Yord herfst logo
Home      Zoeken      

    Dol op eigen dialect

    Over pimpampoentjes, zönnekuuknjes en kukendiefies

    APELDOORN - Miegeipe, babbelegoegies, en kweelkien. De woorden staan niet in de nieuwe Dikke van Dale. Toch zijn er mensen die ze regelmatig gebruiken, in hun eigen taal. Twentenaren kozen deze week voor ”goodgoan” als mooiste woord van hun streektaal. Drentenaren een week daarvoor voor ”babbelegoegies”.

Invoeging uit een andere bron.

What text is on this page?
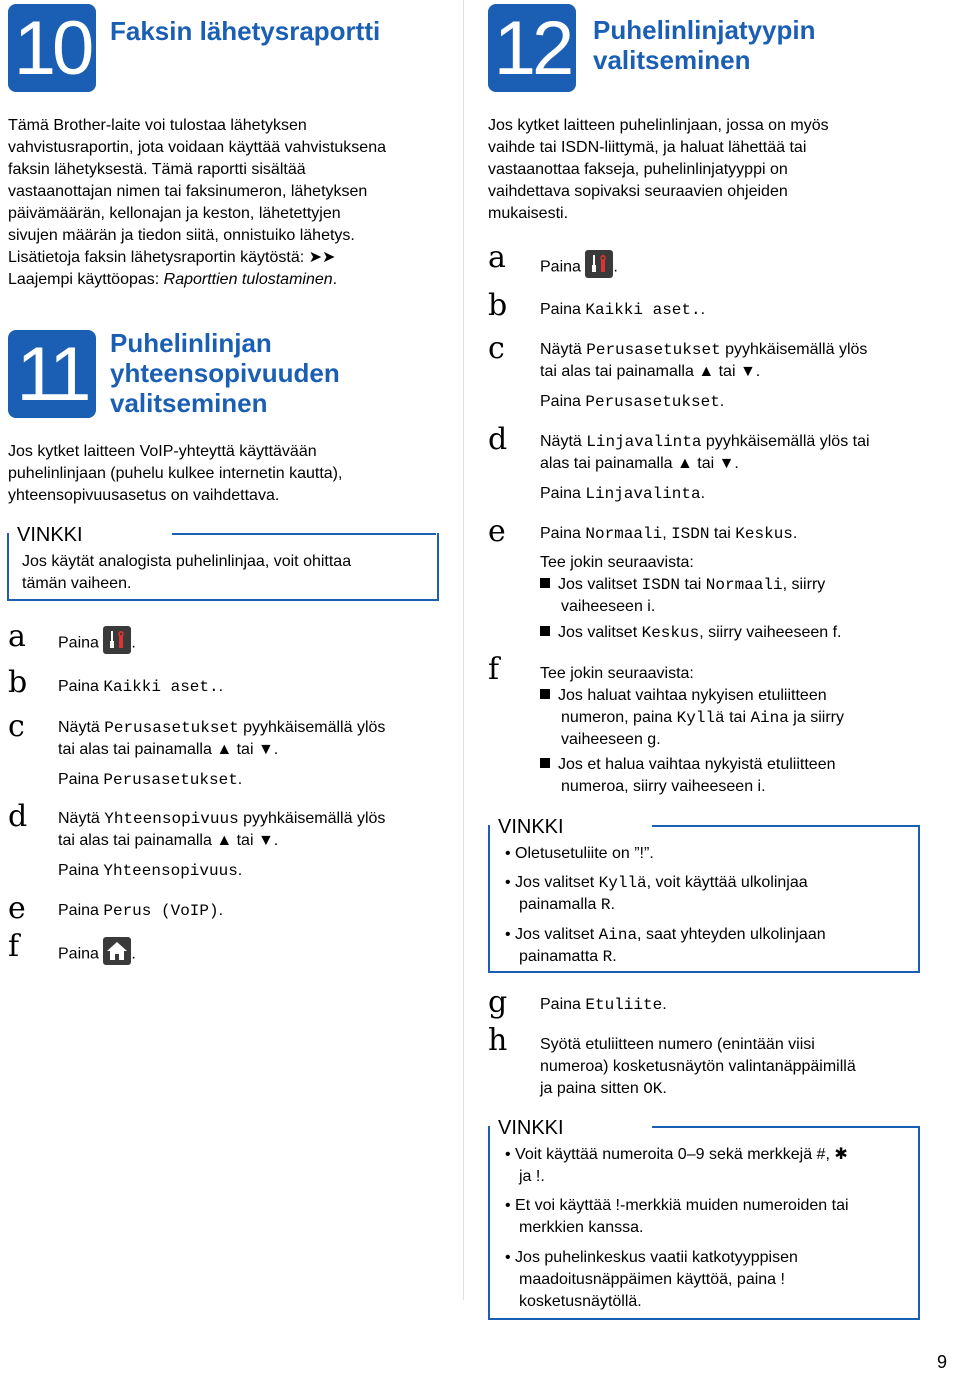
10 Faksin lähetysraportti
Tämä Brother-laite voi tulostaa lähetyksen
vahvistusraportin, jota voidaan käyttää vahvistuksena
faksin lähetyksestä. Tämä raportti sisältää
vastaanottajan nimen tai faksinumeron, lähetyksen
päivämäärän, kellonajan ja keston, lähetettyjen
sivujen määrän ja tiedon siitä, onnistuiko lähetys.
Lisätietoja faksin lähetysraportin käytöstä: ➤➤
Laajempi käyttöopas: Raporttien tulostaminen.
11 Puhelinlinjan
yhteensopivuuden
valitseminen
Jos kytket laitteen VoIP-yhteyttä käyttävään
puhelinlinjaan (puhelu kulkee internetin kautta),
yhteensopivuusasetus on vaihdettava.
VINKKI
Jos käytät analogista puhelinlinjaa, voit ohittaa
tämän vaiheen.
a Paina .
b Paina Kaikki aset..
c Näytä Perusasetukset pyyhkäisemällä ylös
tai alas tai painamalla ▲ tai ▼.
Paina Perusasetukset.
d Näytä Yhteensopivuus pyyhkäisemällä ylös
tai alas tai painamalla ▲ tai ▼.
Paina Yhteensopivuus.
e Paina Perus (VoIP).
f Paina .
12 Puhelinlinjatyypin
valitseminen
Jos kytket laitteen puhelinlinjaan, jossa on myös
vaihde tai ISDN-liittymä, ja haluat lähettää tai
vastaanottaa fakseja, puhelinlinjatyyppi on
vaihdettava sopivaksi seuraavien ohjeiden
mukaisesti.
a Paina .
b Paina Kaikki aset..
c Näytä Perusasetukset pyyhkäisemällä ylös
tai alas tai painamalla ▲ tai ▼.
Paina Perusasetukset.
d Näytä Linjavalinta pyyhkäisemällä ylös tai
alas tai painamalla ▲ tai ▼.
Paina Linjavalinta.
e Paina Normaali, ISDN tai Keskus.
Tee jokin seuraavista:
Jos valitset ISDN tai Normaali, siirry
vaiheeseen i.
Jos valitset Keskus, siirry vaiheeseen f.
f	Tee jokin seuraavista:
Jos haluat vaihtaa nykyisen etuliitteen
numeron, paina Kyllä tai Aina ja siirry
vaiheeseen g.
Jos et halua vaihtaa nykyistä etuliitteen
numeroa, siirry vaiheeseen i.
VINKKI
• Oletusetuliite on ”!”.
• Jos valitset Kyllä, voit käyttää ulkolinjaa
painamalla R.
• Jos valitset Aina, saat yhteyden ulkolinjaan
painamatta R.
g Paina Etuliite.
h Syötä etuliitteen numero (enintään viisi
numeroa) kosketusnäytön valintanäppäimillä
ja paina sitten OK.
VINKKI
• Voit käyttää numeroita 0–9 sekä merkkejä #, ✱
ja !.
• Et voi käyttää !-merkkiä muiden numeroiden tai
merkkien kanssa.
• Jos puhelinkeskus vaatii katkotyyppisen
maadoitusnäppäimen käyttöä, paina !
kosketusnäytöllä.
9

    Naam: Josephine van den Berg (14) uit Urk

    „Vanaf dat ik leerde praten, spreek ik het Urker dialect. Ik praat met iedereen in het Urkers, ook op school met de vriendinnen. Zelfs met de leraren. Zij kunnen dat wel verstaan, een enkele docent probeert ook wel eens in het Urkers iets te zeggen, maar dat lukt niet goed.

    Als iemand tegen mij in het Nederlands spreekt, doe ik dat ook. En natuurlijk tegenover de dominee. Ik vind het onbeleefd om tegen hem in het Urkers te praten. In het Urkers zeg ik tegen een volwassene gerust ”jie”; zeg ik in het Nederlands tegen een oudere ”jij”, dan is dat onbeleefd.

    Het Urker dialect leren spreken is voor buitenstaanders heel moeilijk. Omdat de klanken heel anders zijn. Kaas zeggen wij heel anders, dat wordt ”keese”. Andersom is het voor mij ook wel lastig om in het Nederlands mijn woordje te doen. Vaak slik ik de ”h” aan het begin van een woord in. Nederlanders kunnen ook gelijk horen dat ik een Urker ben. Dat is niet erg. Ik ben trots op het Urkers. Als ik kinderen zou krijgen, zou ik ze het dialect zeker aanleren.

    Gek is dat, maar ik denk echt in het Urkers. Als ik beschaafd Nederlands wil spreken, moet ik erover nadenken. Dat zal vanzelf beter gaan als ik meer tussen de Nederlanders ben. Want ik wil na de middelbare school graag verpleegkundige worden in een groot ziekenhuis en dat is er niet in Urk.”

    Kweelkien - beschuitje, ossebosse - schommel, pinnevoegel - vlinder, kukendiefien - lieveheersbeestje, lekkerbekkien - lekker bakkie koffie, gebakken vis, mooi babygezichtje

    Naam: Johan Bruinoge (16) uit Kruiningen

    „Ik spreek altijd Zeeuws. Behalve in de klas tijdens een spreekbeurt en als mensen Hollands tegen mij praten, dan geef ik automatisch in dezelfde taal antwoord.

    Voor mij is het lastiger om in het Nederlands te spreken. Daar moet ik echt mijn best voor doen. Maar als ik het een poosje heb gesproken, gaat het vanzelf beter. Om dat moment denk ik half Hollands, half Zeeuws. Ik weet niet in welke taal ik thuis denk, waarschijnlijk Zeeuws, maar daar heb ik nog nooit over nagedacht.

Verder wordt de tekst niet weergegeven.